En écho, Jade, sa meilleure amie, est une jeune fille bien d’aujourd’hui. Comme toute adolescente qui se respecte, elle est en révolte contre le monde tel qu’il ne va plus. Pour vivre pleinement sa crise existentielle, elle fait des listes, seule dans sa chambre, contre le sucre, les voitures ou l’obsolescence programmée. Cela ne l’empêche pas d’être percluse de contradictions, de s’acheter une robe jetable pour son bal de fin d’année ou d’utiliser un iPhone pour discuter, sur Internet, avec un mystérieux interlocuteur dont elle s’est entichée. Sans lui parler, elle vit avec sa mère noctambule, Inès, lobotomisée par le télévision et abrutie par le vin rouge.
Au lieu de creuser le mal-être de ces trois personnages, et notamment de cette mère inexistante, de solidifier ces fondations qui manquent, dans l’écriture, cruellement de finesse et font souvent preuve d’une grande naïveté, Sarah Berthiaume a fait le choix d’un nouvel étage narratif, et non des moindres : celui de la radicalisation islamiste. Le mystérieux interlocuteur de Jade s’avère être un combattant syrien qui la persuade – on ne sait comment alors que ce fut là tout l’intérêt de l’histoire – de le rejoindre. La jeune québécoise débarque à Antioche où elle croise… sa mère, ou plutôt sa mère à l’âge de 16 ans qui avait fait le chemin dans le sens inverse pour fuir la Syrie et immigrée au Québec. Sur fond d’irruption maladroite des Dieux – n’est pas tragédien grec ou romain qui veut – le récit réaliste vire alors aux grandes leçons de vie, et à la confusion.
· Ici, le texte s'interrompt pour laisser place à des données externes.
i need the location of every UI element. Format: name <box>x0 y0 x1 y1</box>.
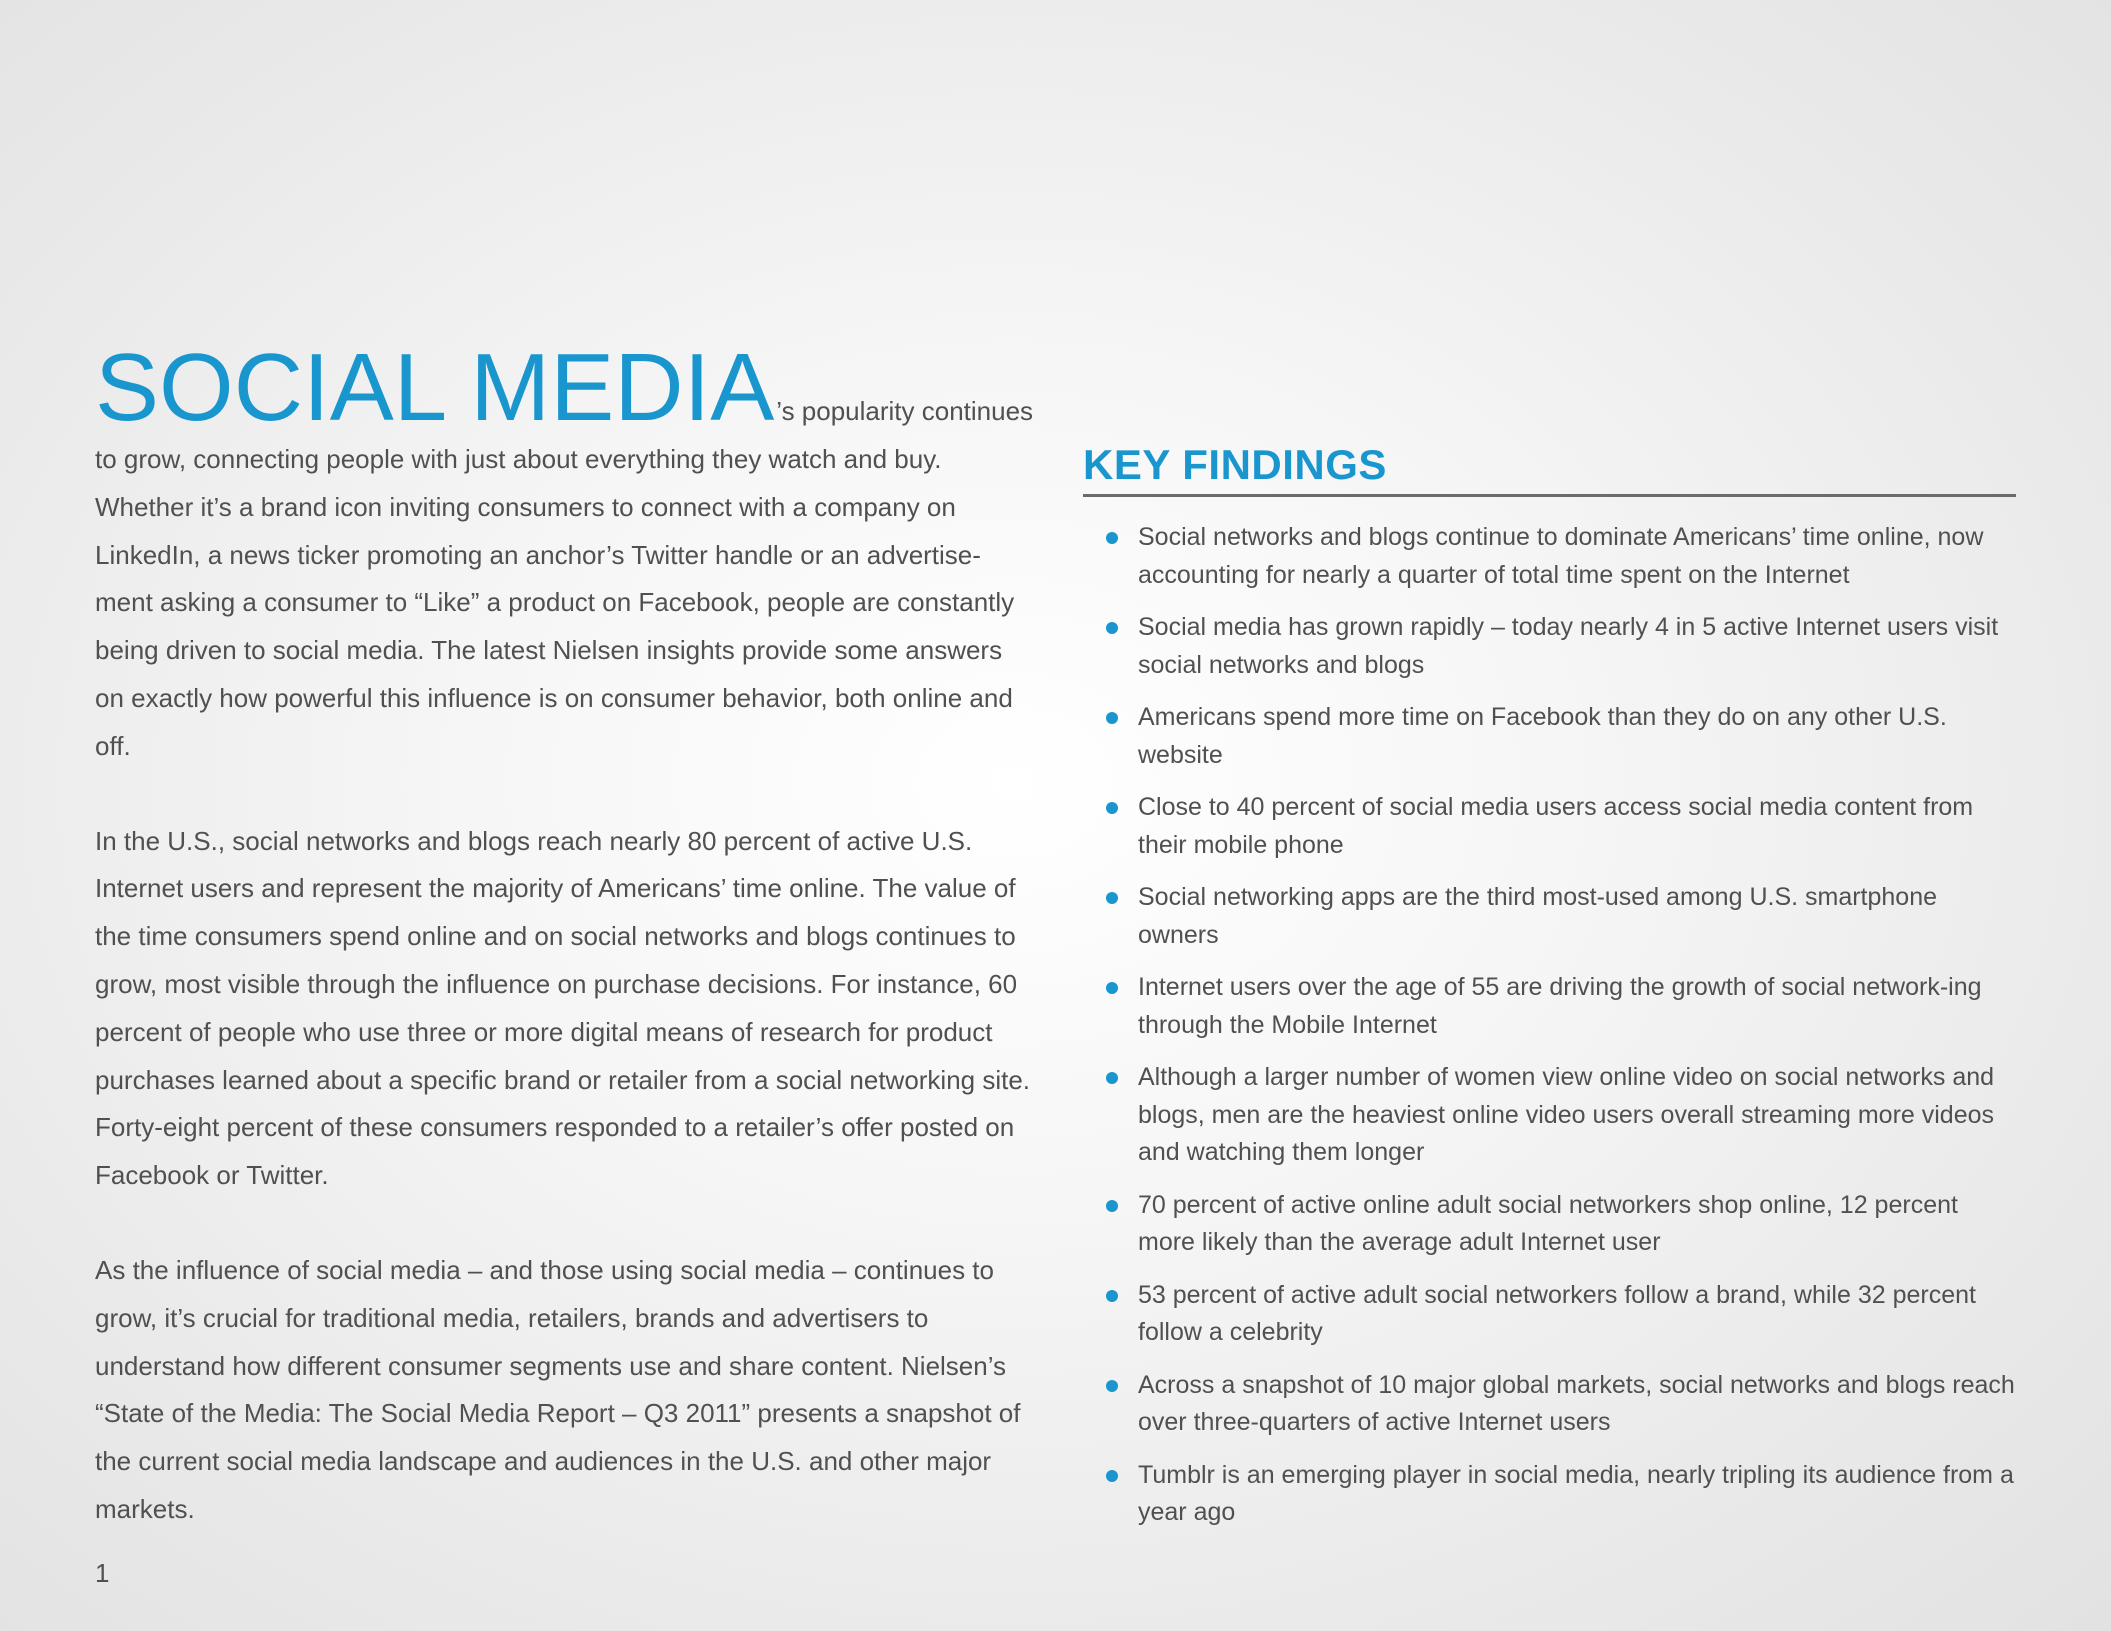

La mise en scène dynamique, quoi que sage, de Martin Faucher et le solide trio de comédiennes, formé par Sharon Ibgui, Sarah Laurendeau et Mounia Zahzam, malgré son énergie, n’y pourront rien : la pièce de Sarah Berthiaume est trop bancale pour convaincre. Sans hauteur de vue suffisante, sa recherche des sources de la radicalisation est lacunaire et la relier, comme elle le fait, à ce type de crise existentielle superficielle pour le moins réducteur. A force d’empiler les thèmes – la réactualisation du mythe d’Antigone, le fossé générationnel, le mal-être contemporain, la quête de sens adolescente, l’embrigadement islamiste – la dramaturge québécoise s’est perdue. Dans cette Antioche, co-existent sans doute plusieurs pièces en une. Plutôt que ce faible pot-pourri, on attendait de Sarah Berthiaume un choix clair, précis, et solide.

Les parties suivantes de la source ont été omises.